The practical verdict: hand tracking is ready for the games on this list. It’s not ready as a controller replacement across the full Quest library.
#What to Look for When Choosing a Controllerless VR Game
Three things separate good controllerless games from frustrating ones.
Input method match. A hand-tracking game won’t work with gaze controls and vice versa. Check the store listing before downloading — it should explicitly state “Hand Tracking supported” or list gaze controls in the input options.
Pacing. Gaze controls work in slow or turn-based games. They fall apart in fast reaction games where you need to target small moving objects quickly. Hand tracking handles faster interactions but still lags behind physical controllers for precision shooting.
Platform. Mobile VR headsets using Google Cardboard or Daydream are gaze-control only — they don’t have the outward cameras required for hand tracking. Meta Quest supports both methods. If you’re on a Cardboard headset, the five gaze-control games on this list work fine: Smash Hit, VR X-Racer, Trooper 2, Snow Strike, and End Space. Skip Unplugged: Air Guitar, LiteBoxer, and Darknet — those require hand tracking that Cardboard hardware can’t provide.
#Bottom Line
Start with Unplugged: Air Guitar if you’re on Meta Quest. For mobile VR (Google Cardboard, Daydream), VR X-Racer or Trooper 2 are the most polished gaze-control options. If you want to explore further, our list of VR games for iPhone covers what works on mobile platforms.
Hand tracking is improving with each Quest software update. These 10 games are the safest bets for a controller-free session right now.
#Frequently Asked Questions
#Can you use hand tracking on Meta Quest 2?
Yes. Go to Settings > Movement Tracking and enable hand tracking. No accessories are needed. It works best in a well-lit room — low light degrades camera accuracy and causes tracking dropouts.
#Which VR headsets support hand tracking?
Meta Quest 2, Quest 3, and Quest Pro all support hand tracking without accessories. Valve Index and other PC VR headsets require Leap Motion or similar add-on hardware. Mobile VR headsets like Google Cardboard use gaze and trigger controls instead. The Quest 3 has the best hand-tracking implementation of the consumer headsets currently on the market — its wider field-of-view cameras reduce the blind spots that caused occasional dropouts on Quest 2.
#Do gaze-control games work on Meta Quest?

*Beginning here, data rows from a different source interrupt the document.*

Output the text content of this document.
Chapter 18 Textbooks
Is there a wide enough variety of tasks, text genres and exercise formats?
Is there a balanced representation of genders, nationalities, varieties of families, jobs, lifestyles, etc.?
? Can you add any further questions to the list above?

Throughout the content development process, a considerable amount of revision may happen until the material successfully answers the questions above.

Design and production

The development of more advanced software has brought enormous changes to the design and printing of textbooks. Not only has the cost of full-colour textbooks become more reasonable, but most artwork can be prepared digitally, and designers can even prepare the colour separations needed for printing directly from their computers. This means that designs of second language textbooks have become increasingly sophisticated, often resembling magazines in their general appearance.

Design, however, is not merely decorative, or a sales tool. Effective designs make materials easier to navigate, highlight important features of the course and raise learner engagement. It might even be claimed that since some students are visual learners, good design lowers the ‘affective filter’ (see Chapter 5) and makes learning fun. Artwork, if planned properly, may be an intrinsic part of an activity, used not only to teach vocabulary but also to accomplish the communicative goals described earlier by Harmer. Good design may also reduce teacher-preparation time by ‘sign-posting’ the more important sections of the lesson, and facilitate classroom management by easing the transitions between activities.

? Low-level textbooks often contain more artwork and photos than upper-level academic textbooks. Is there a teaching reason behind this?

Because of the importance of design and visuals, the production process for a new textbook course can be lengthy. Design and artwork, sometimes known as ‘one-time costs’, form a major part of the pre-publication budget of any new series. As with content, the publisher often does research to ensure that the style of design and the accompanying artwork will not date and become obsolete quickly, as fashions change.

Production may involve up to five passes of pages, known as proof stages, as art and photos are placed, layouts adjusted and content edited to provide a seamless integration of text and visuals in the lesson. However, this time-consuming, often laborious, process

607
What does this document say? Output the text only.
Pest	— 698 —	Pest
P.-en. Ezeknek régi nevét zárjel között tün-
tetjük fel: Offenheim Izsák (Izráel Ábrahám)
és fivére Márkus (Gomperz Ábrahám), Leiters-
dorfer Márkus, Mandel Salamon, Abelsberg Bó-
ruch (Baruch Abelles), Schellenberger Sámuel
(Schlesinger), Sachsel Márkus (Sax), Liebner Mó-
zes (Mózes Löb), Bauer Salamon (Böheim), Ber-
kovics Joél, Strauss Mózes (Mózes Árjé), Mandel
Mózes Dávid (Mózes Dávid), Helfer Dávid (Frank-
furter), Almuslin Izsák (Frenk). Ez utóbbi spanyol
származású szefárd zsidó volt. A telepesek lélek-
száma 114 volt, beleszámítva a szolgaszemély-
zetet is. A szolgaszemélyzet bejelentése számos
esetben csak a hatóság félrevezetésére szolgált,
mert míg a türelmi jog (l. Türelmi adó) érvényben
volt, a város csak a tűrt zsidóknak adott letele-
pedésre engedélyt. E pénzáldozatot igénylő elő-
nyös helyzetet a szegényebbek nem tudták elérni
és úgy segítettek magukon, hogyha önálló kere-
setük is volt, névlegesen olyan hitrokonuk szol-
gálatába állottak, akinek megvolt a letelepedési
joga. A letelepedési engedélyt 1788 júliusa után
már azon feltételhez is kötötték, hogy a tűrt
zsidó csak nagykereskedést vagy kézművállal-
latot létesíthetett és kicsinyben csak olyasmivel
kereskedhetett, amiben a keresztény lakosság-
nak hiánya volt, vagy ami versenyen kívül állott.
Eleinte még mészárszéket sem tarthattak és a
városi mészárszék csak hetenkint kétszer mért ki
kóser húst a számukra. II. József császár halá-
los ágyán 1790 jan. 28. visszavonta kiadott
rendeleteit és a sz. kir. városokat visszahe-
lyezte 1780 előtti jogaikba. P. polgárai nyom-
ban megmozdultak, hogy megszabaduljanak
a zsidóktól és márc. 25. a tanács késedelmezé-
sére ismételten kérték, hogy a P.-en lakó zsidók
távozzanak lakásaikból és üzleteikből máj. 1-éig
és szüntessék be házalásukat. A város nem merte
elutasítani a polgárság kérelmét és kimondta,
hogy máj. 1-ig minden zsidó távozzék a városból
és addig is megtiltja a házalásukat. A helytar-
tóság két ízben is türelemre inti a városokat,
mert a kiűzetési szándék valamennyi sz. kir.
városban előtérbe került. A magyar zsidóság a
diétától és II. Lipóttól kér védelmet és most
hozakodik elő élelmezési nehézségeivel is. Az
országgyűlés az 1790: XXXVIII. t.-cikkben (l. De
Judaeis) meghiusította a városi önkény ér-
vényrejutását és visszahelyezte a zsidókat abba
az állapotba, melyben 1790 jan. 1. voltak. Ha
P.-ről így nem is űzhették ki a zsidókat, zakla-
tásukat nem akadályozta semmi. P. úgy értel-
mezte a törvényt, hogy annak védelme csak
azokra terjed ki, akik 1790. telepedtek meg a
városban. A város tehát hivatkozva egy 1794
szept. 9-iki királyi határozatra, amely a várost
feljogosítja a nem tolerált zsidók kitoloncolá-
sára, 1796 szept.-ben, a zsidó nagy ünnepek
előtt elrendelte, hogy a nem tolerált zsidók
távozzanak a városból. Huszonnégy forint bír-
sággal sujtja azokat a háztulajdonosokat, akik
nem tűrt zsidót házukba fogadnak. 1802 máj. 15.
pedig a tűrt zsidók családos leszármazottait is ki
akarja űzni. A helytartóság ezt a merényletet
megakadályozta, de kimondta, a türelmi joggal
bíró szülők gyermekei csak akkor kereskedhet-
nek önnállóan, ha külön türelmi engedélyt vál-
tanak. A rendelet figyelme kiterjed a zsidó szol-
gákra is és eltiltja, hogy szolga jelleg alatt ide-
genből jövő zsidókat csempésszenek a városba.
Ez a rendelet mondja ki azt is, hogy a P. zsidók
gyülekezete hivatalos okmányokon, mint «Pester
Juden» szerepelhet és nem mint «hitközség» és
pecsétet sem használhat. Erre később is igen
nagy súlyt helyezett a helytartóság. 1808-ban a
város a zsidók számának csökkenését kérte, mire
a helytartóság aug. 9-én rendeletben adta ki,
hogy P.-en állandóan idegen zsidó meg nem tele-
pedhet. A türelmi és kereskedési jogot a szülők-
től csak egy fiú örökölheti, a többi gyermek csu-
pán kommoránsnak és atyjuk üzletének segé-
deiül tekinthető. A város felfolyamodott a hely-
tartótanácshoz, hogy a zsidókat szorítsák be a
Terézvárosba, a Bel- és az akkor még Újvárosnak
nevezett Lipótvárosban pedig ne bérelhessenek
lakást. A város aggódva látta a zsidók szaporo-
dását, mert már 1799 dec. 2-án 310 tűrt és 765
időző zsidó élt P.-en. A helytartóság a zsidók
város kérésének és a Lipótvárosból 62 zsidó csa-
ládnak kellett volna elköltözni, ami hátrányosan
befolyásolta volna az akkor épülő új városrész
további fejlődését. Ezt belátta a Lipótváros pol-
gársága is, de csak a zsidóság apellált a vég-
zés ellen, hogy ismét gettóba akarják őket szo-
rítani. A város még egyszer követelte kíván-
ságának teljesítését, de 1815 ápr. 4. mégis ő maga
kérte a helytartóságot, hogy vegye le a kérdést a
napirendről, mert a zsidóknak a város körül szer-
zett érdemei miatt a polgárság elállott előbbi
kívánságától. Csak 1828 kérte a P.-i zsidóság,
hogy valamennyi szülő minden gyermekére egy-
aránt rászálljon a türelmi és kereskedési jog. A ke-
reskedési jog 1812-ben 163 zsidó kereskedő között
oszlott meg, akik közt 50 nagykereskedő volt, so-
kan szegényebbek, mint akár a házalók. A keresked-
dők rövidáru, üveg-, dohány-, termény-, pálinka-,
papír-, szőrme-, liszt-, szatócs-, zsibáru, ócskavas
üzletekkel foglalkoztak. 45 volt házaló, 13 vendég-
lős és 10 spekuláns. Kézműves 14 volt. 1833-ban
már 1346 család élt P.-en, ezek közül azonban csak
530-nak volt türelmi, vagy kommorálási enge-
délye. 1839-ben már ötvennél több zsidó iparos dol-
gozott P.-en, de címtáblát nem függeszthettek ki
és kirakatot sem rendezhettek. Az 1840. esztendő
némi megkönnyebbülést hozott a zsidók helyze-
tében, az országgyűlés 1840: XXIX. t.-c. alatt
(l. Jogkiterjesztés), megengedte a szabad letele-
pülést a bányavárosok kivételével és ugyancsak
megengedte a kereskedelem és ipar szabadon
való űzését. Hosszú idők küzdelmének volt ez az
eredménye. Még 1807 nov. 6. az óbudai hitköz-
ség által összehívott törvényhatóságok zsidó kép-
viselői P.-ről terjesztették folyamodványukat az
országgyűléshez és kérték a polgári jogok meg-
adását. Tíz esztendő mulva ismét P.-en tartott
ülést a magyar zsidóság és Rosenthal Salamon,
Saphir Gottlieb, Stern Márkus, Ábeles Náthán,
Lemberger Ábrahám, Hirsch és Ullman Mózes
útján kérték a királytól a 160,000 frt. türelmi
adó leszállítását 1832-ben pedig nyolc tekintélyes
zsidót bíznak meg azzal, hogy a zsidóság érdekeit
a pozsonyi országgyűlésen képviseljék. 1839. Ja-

Yes, but the native Quest catalog for gaze-control games is small. Most titles using that input method were built for Cardboard, Daydream, and Gear VR. Many still work via sideloading.
#Is hand tracking accurate enough for fast-paced games?
On Quest 3, yes for most of the games on this list. Fast finger movements in Unplugged: Air Guitar track reliably under normal lighting. On Quest 2, accuracy drops during rapid gestures, making it less suited to reaction-heavy play. Dimly lit environments reduce accuracy on both headsets.
#What happens if my Oculus controller breaks?
Switch to hand tracking via Settings > Movement Tracking. If the hardware is damaged rather than lost, our Oculus controller troubleshooting guide covers fixes that don’t require replacement.
#Are there VR horror games that work without controllers?
A few, though the catalog is small. Most VR horror games rely on grabbing objects and opening doors, which hand tracking can handle but controllers do better. See our list of VR horror games for notes on which titles support hand tracking.
#Can I play VR games without a controller on iPhone?
iPhone-compatible VR uses Google Cardboard-style headsets with gaze controls, not hand tracking. The headset holds your phone and uses a magnetic trigger or button click to fire. Several games on this list, including Smash Hit and VR X-Racer, work this way. Our VR games for iPhone guide covers the full platform setup.
#Does hand tracking drain the Quest battery faster?
Slightly — typically under 5% more drain per hour. Not noticeable in sessions under an hour.